According to Dowling, the whole adoption process had another impact. It gave better publicity to black cats, who often have trouble being noticed.
“It also gave us a really good platform because black kittens and black cats have a hard time – it’s not because of superstition, it’s because they don’t catch the eye as much as other cats and kittens,” Dowling said. “To have a family that’s such a role model in the community sort of step up – if there was ever a pet that needed that sort of PR boost, it was the black cat.”
The adoption of Jo and the fervor around it has led to a stronger relationship between HSSV and the Sharks organization. On New Years Eve the San Jose Barracuda – the AHL affiliate of the team – will release a ‘Cuda and Canines’ calendar that they shot with dogs at Humane Society Silicon Valley. The Barracuda are also working on a collection drive with the Humane Society Silicon Valley for later in the season.
— San Jose Barracuda (@sjbarracuda) November 28, 2016
“They’re still trucking for us, they’re still working for us, so we’re really grateful for that,” Dowling said.
Sharks players still get a kick out of the way the situation with Jo played out – from her running onto the rink to finding a home with one of the longtime faces of the franchise.
“(Patrick) has a great spot to have a lot of animals, so I’m not too, too surprised (he adopted her),” longtime teammate Joe Thornton said.

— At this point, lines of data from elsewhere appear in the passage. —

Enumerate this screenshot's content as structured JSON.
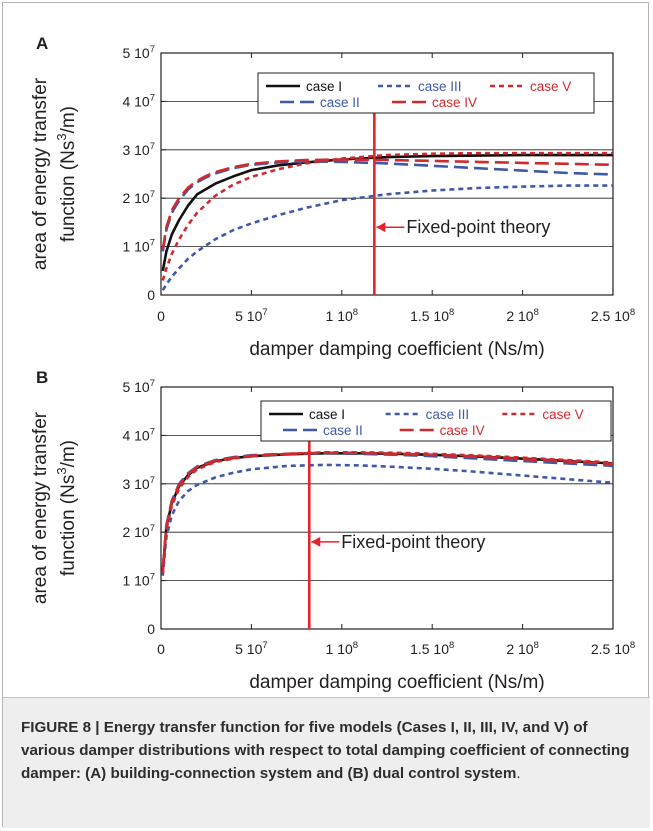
{
  "figure": {
    "caption_label": "FIGURE 8",
    "caption_separator": " | ",
    "caption_text": "Energy transfer function for five models (Cases I, II, III, IV, and V) of various damper distributions with respect to total damping coefficient of connecting damper: (A) building-connection system and (B) dual control system",
    "caption_end": "."
  },
  "colors": {
    "case_I": "#111111",
    "case_II": "#3f59a8",
    "case_III": "#3f59a8",
    "case_IV": "#cf2b2f",
    "case_V": "#cf2b2f",
    "fixed_point_line": "#e5232b",
    "grid": "#231f20"
  },
  "chart_data": [
    {
      "panel": "A",
      "type": "line",
      "xlabel": "damper damping coefficient (Ns/m)",
      "ylabel_main": "area of energy transfer",
      "ylabel_unit_prefix": "function (Ns",
      "ylabel_unit_sup": "3",
      "ylabel_unit_suffix": "/m)",
      "xlim": [
        0,
        250000000
      ],
      "ylim": [
        0,
        50000000
      ],
      "x_ticks": [
        {
          "value": 0,
          "base": "0",
          "exp": ""
        },
        {
          "value": 50000000,
          "base": "5 10",
          "exp": "7"
        },
        {
          "value": 100000000,
          "base": "1 10",
          "exp": "8"
        },
        {
          "value": 150000000,
          "base": "1.5 10",
          "exp": "8"
        },
        {
          "value": 200000000,
          "base": "2 10",
          "exp": "8"
        },
        {
          "value": 250000000,
          "base": "2.5 10",
          "exp": "8"
        }
      ],
      "y_ticks": [
        {
          "value": 0,
          "base": "0",
          "exp": ""
        },
        {
          "value": 10000000,
          "base": "1 10",
          "exp": "7"
        },
        {
          "value": 20000000,
          "base": "2 10",
          "exp": "7"
        },
        {
          "value": 30000000,
          "base": "3 10",
          "exp": "7"
        },
        {
          "value": 40000000,
          "base": "4 10",
          "exp": "7"
        },
        {
          "value": 50000000,
          "base": "5 10",
          "exp": "7"
        }
      ],
      "grid": "horizontal",
      "legend_position": "top-right",
      "annotation": {
        "text": "Fixed-point theory",
        "x_line": 118000000,
        "arrow_y": 14000000
      },
      "series": [
        {
          "name": "case I",
          "color_key": "case_I",
          "dash": "solid",
          "x": [
            1000000,
            3000000,
            6000000,
            10000000,
            15000000,
            20000000,
            30000000,
            40000000,
            50000000,
            65000000,
            80000000,
            100000000,
            125000000,
            150000000,
            175000000,
            200000000,
            225000000,
            250000000
          ],
          "y": [
            5000000,
            9000000,
            12500000,
            15500000,
            18500000,
            20800000,
            23000000,
            24500000,
            25800000,
            26800000,
            27400000,
            28000000,
            28500000,
            28700000,
            28800000,
            28900000,
            28900000,
            28900000
          ]
        },
        {
          "name": "case II",
          "color_key": "case_II",
          "dash": "longdash",
          "x": [
            1000000,
            3000000,
            6000000,
            10000000,
            15000000,
            20000000,
            25000000,
            30000000,
            40000000,
            50000000,
            65000000,
            80000000,
            100000000,
            125000000,
            150000000,
            175000000,
            200000000,
            225000000,
            250000000
          ],
          "y": [
            9000000,
            13500000,
            17000000,
            19500000,
            21800000,
            23300000,
            24300000,
            25100000,
            26200000,
            26900000,
            27400000,
            27600000,
            27500000,
            27200000,
            26700000,
            26200000,
            25700000,
            25200000,
            24900000
          ]
        },
        {
          "name": "case III",
          "color_key": "case_III",
          "dash": "shortdash",
          "x": [
            1000000,
            3000000,
            6000000,
            10000000,
            15000000,
            20000000,
            30000000,
            40000000,
            50000000,
            65000000,
            80000000,
            100000000,
            125000000,
            150000000,
            175000000,
            200000000,
            225000000,
            250000000
          ],
          "y": [
            1000000,
            2200000,
            3800000,
            5500000,
            7500000,
            9000000,
            11500000,
            13400000,
            14800000,
            16500000,
            18000000,
            19600000,
            20800000,
            21600000,
            22100000,
            22400000,
            22600000,
            22600000
          ]
        },
        {
          "name": "case IV",
          "color_key": "case_IV",
          "dash": "longdash",
          "x": [
            1000000,
            3000000,
            6000000,
            10000000,
            15000000,
            20000000,
            25000000,
            30000000,
            40000000,
            50000000,
            65000000,
            80000000,
            100000000,
            125000000,
            150000000,
            175000000,
            200000000,
            225000000,
            250000000
          ],
          "y": [
            9500000,
            14000000,
            17500000,
            20000000,
            22200000,
            23600000,
            24600000,
            25400000,
            26400000,
            27100000,
            27600000,
            27900000,
            28000000,
            27900000,
            27700000,
            27500000,
            27300000,
            27100000,
            26900000
          ]
        },
        {
          "name": "case V",
          "color_key": "case_V",
          "dash": "shortdash",
          "x": [
            1000000,
            3000000,
            6000000,
            10000000,
            15000000,
            20000000,
            30000000,
            40000000,
            50000000,
            65000000,
            80000000,
            100000000,
            125000000,
            150000000,
            175000000,
            200000000,
            225000000,
            250000000
          ],
          "y": [
            3000000,
            5500000,
            8500000,
            11500000,
            14500000,
            17000000,
            20500000,
            22800000,
            24400000,
            26000000,
            27200000,
            28200000,
            28900000,
            29200000,
            29300000,
            29300000,
            29300000,
            29300000
          ]
        }
      ]
    },
    {
      "panel": "B",
      "type": "line",
      "xlabel": "damper damping coefficient (Ns/m)",
      "ylabel_main": "area of energy transfer",
      "ylabel_unit_prefix": "function (Ns",
      "ylabel_unit_sup": "3",
      "ylabel_unit_suffix": "/m)",
      "xlim": [
        0,
        250000000
      ],
      "ylim": [
        0,
        50000000
      ],
      "x_ticks": [
        {
          "value": 0,
          "base": "0",
          "exp": ""
        },
        {
          "value": 50000000,
          "base": "5 10",
          "exp": "7"
        },
        {
          "value": 100000000,
          "base": "1 10",
          "exp": "8"
        },
        {
          "value": 150000000,
          "base": "1.5 10",
          "exp": "8"
        },
        {
          "value": 200000000,
          "base": "2 10",
          "exp": "8"
        },
        {
          "value": 250000000,
          "base": "2.5 10",
          "exp": "8"
        }
      ],
      "y_ticks": [
        {
          "value": 0,
          "base": "0",
          "exp": ""
        },
        {
          "value": 10000000,
          "base": "1 10",
          "exp": "7"
        },
        {
          "value": 20000000,
          "base": "2 10",
          "exp": "7"
        },
        {
          "value": 30000000,
          "base": "3 10",
          "exp": "7"
        },
        {
          "value": 40000000,
          "base": "4 10",
          "exp": "7"
        },
        {
          "value": 50000000,
          "base": "5 10",
          "exp": "7"
        }
      ],
      "grid": "horizontal",
      "legend_position": "top-right",
      "annotation": {
        "text": "Fixed-point theory",
        "x_line": 82000000,
        "arrow_y": 18000000
      },
      "series": [
        {
          "name": "case I",
          "color_key": "case_I",
          "dash": "solid",
          "x": [
            1000000,
            3000000,
            6000000,
            10000000,
            15000000,
            20000000,
            30000000,
            40000000,
            50000000,
            70000000,
            90000000,
            110000000,
            130000000,
            150000000,
            170000000,
            190000000,
            210000000,
            230000000,
            250000000
          ],
          "y": [
            12000000,
            21000000,
            26000000,
            29500000,
            31800000,
            33300000,
            34700000,
            35300000,
            35700000,
            36100000,
            36300000,
            36300000,
            36200000,
            36000000,
            35700000,
            35400000,
            35000000,
            34600000,
            34200000
          ]
        },
        {
          "name": "case II",
          "color_key": "case_II",
          "dash": "longdash",
          "x": [
            1000000,
            3000000,
            6000000,
            10000000,
            15000000,
            20000000,
            30000000,
            40000000,
            50000000,
            70000000,
            90000000,
            110000000,
            130000000,
            150000000,
            170000000,
            190000000,
            210000000,
            230000000,
            250000000
          ],
          "y": [
            12500000,
            21500000,
            26500000,
            30000000,
            32200000,
            33600000,
            34900000,
            35500000,
            35900000,
            36200000,
            36300000,
            36200000,
            36000000,
            35700000,
            35300000,
            34900000,
            34500000,
            34100000,
            33700000
          ]
        },
        {
          "name": "case III",
          "color_key": "case_III",
          "dash": "shortdash",
          "x": [
            1000000,
            3000000,
            6000000,
            10000000,
            15000000,
            20000000,
            30000000,
            40000000,
            50000000,
            70000000,
            90000000,
            110000000,
            130000000,
            150000000,
            170000000,
            190000000,
            210000000,
            230000000,
            250000000
          ],
          "y": [
            11000000,
            19000000,
            23500000,
            26500000,
            28500000,
            29800000,
            31300000,
            32300000,
            33000000,
            33700000,
            33900000,
            33800000,
            33500000,
            33100000,
            32600000,
            32000000,
            31400000,
            30800000,
            30200000
          ]
        },
        {
          "name": "case IV",
          "color_key": "case_IV",
          "dash": "longdash",
          "x": [
            1000000,
            3000000,
            6000000,
            10000000,
            15000000,
            20000000,
            30000000,
            40000000,
            50000000,
            70000000,
            90000000,
            110000000,
            130000000,
            150000000,
            170000000,
            190000000,
            210000000,
            230000000,
            250000000
          ],
          "y": [
            12300000,
            21300000,
            26300000,
            29800000,
            32000000,
            33500000,
            34800000,
            35400000,
            35800000,
            36200000,
            36400000,
            36400000,
            36200000,
            36000000,
            35700000,
            35300000,
            34900000,
            34500000,
            34100000
          ]
        },
        {
          "name": "case V",
          "color_key": "case_V",
          "dash": "shortdash",
          "x": [
            1000000,
            3000000,
            6000000,
            10000000,
            15000000,
            20000000,
            30000000,
            40000000,
            50000000,
            70000000,
            90000000,
            110000000,
            130000000,
            150000000,
            170000000,
            190000000,
            210000000,
            230000000,
            250000000
          ],
          "y": [
            11500000,
            20500000,
            25500000,
            29000000,
            31400000,
            33000000,
            34500000,
            35200000,
            35700000,
            36200000,
            36500000,
            36500000,
            36400000,
            36200000,
            35900000,
            35600000,
            35200000,
            34800000,
            34400000
          ]
        }
      ]
    }
  ]
}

Thornton chuckled when asked what he thought about Marleau keeping the name ‘Jo’ for the cat, “Probably because he’s playing with two Joes (on his line), so that’s probably why he’s using Joe a lot more, he’s used to it I guess.”
Meanwhile, Jo and Stanley have seemed to nicely acclimate to Marleau’s home. They’ve even caught a few “presents” and left them on the front steps according to Patrick.
“She was very timid coming around us at the start,” he said. “It took a lot of time, a lot of coaxing, a lot of feeding and a lot of hand feeding but now she’s part of the family.”